The incidence of MACE was significantly lower in the TRI group than that in the TFI group mainly due to significantly lower incidence of TVR in the TRI group compared to that in the TFI group.
The present study has certain limitations. It was a retrospective observational study. Therefore, results must be interpreted with caution as technical differences among operators in different PCI centers might have caused biases. In addition, the in-hospital outcome results might have limitation since factors such as bleeding score was not recorded in the data due to the fact that this was a multicenter study without scheduled prospective protocol. Although the number of participants was relatively small to reach a definite final conclusion, radial access was found to have definite advantage in this study as in previous studies. This is clinically important implications for Korean population. Even though PSM was performed to eliminate biases, some unmeasurable confounders might have influenced the outcomes of the study.
In conclusion, TRI in STEMI patients undergoing primary PCI with DESs was associated with lower incidence of vascular-access site hematomas, lower 12-month TVR, and lower incidence of MACE despite of longer procedure time and larger amount of contrast needed in our study. There was no significant difference in in-hospital or 12-month mortality rate between the two groups.

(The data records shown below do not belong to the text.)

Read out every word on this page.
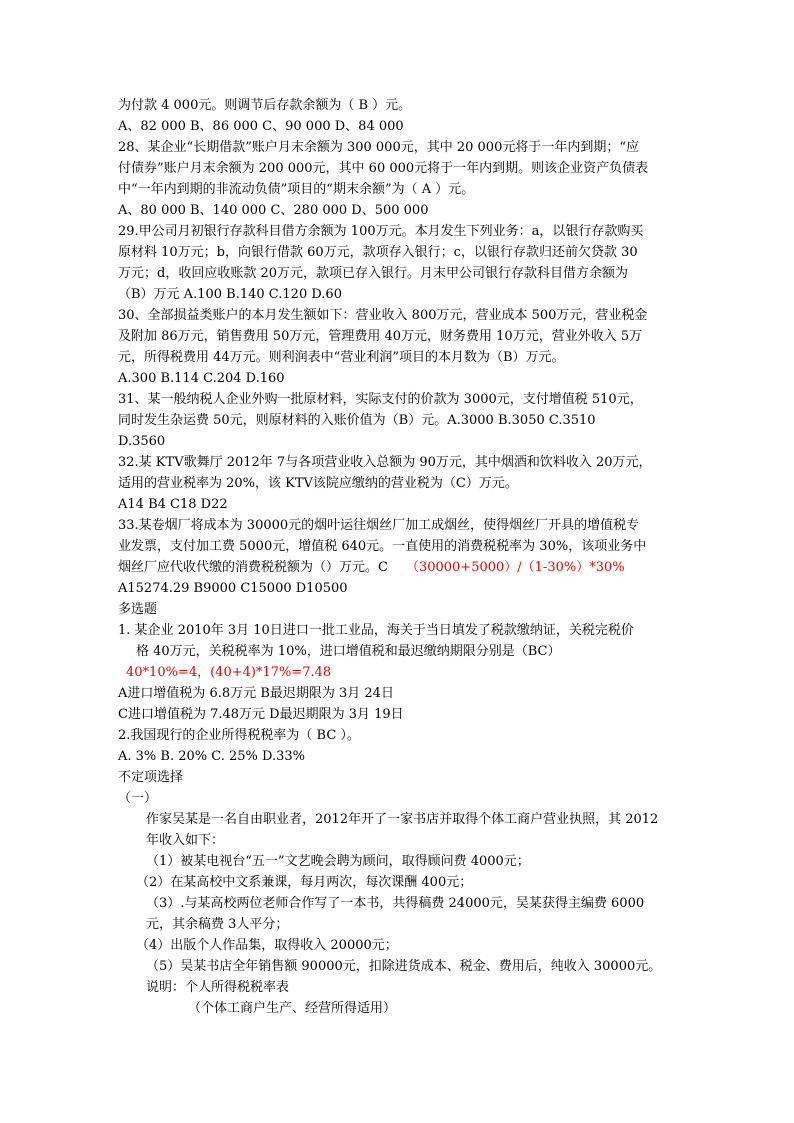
为付款 4 000元。则调节后存款余额为（ B ）元。
A、82 000 B、86 000 C、90 000 D、84 000
28、某企业“长期借款”账户月末余额为 300 000元，其中 20 000元将于一年内到期；“应
付债券”账户月末余额为 200 000元，其中 60 000元将于一年内到期。则该企业资产负债表
中“一年内到期的非流动负债”项目的“期末余额”为（ A ）元。
A、80 000 B、140 000 C、280 000 D、500 000
29.甲公司月初银行存款科目借方余额为 100万元。本月发生下列业务：a，以银行存款购买
原材料 10万元；b，向银行借款 60万元，款项存入银行；c，以银行存款归还前欠贷款 30
万元；d，收回应收账款 20万元，款项已存入银行。月末甲公司银行存款科目借方余额为
（B）万元 A.100 B.140 C.120 D.60
30、全部损益类账户的本月发生额如下：营业收入 800万元，营业成本 500万元，营业税金
及附加 86万元，销售费用 50万元，管理费用 40万元，财务费用 10万元，营业外收入 5万
元，所得税费用 44万元。则利润表中“营业利润”项目的本月数为（B）万元。
A.300 B.114 C.204 D.160
31、某一般纳税人企业外购一批原材料，实际支付的价款为 3000元，支付增值税 510元，
同时发生杂运费 50元，则原材料的入账价值为（B）元。A.3000 B.3050 C.3510
D.3560
32.某 KTV歌舞厅 2012年 7与各项营业收入总额为 90万元，其中烟酒和饮料收入 20万元，
适用的营业税率为 20%，该 KTV该院应缴纳的营业税为（C）万元。
A14 B4 C18 D22
33.某卷烟厂将成本为 30000元的烟叶运往烟丝厂加工成烟丝，使得烟丝厂开具的增值税专
业发票，支付加工费 5000元，增值税 640元。一直使用的消费税税率为 30%，该项业务中
烟丝厂应代收代缴的消费税税额为（）万元。C （30000+5000）/（1-30%）*30%
A15274.29 B9000 C15000 D10500
多选题
1. 某企业 2010年 3月 10日进口一批工业品，海关于当日填发了税款缴纳证，关税完税价
格 40万元，关税税率为 10%，进口增值税和最迟缴纳期限分别是（BC）
40*10%=4，(40+4)*17%=7.48
A进口增值税为 6.8万元 B最迟期限为 3月 24日
C进口增值税为 7.48万元 D最迟期限为 3月 19日
2.我国现行的企业所得税税率为（ BC ）。
A. 3% B. 20% C. 25% D.33%
不定项选择
（一）
作家吴某是一名自由职业者，2012年开了一家书店并取得个体工商户营业执照，其 2012
年收入如下：
（1）被某电视台“五一”文艺晚会聘为顾问，取得顾问费 4000元；
（2）在某高校中文系兼课，每月两次，每次课酬 400元；
（3）.与某高校两位老师合作写了一本书，共得稿费 24000元，吴某获得主编费 6000
元，其余稿费 3人平分；
（4）出版个人作品集，取得收入 20000元；
（5）吴某书店全年销售额 90000元，扣除进货成本、税金、费用后，纯收入 30000元。
说明：个人所得税税率表
（个体工商户生产、经营所得适用）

Our results suggest that TRI might play an important role in reducing access site vascular complications and improving mid-term major clinical outcomes in STEMI patients undergoing primary PCI with DES in Korean population.
KEY MESSAGE
1. Transradial intervention (TRI) in ST-elevation myocardial infarction patients undergoing primary percutaneous coronary intervention was associated with lower incidence of access site hematoma, 12-month repeat revascularization, and major adverse cardiac event compared to transfemoral intervention.
2. TRI in acute myocardial infarction setting would be deemed safe and feasible.
3. TRI can contribute to early ambulation and discharge.
Notes
No potential conflict of interest relevant to this article was reported.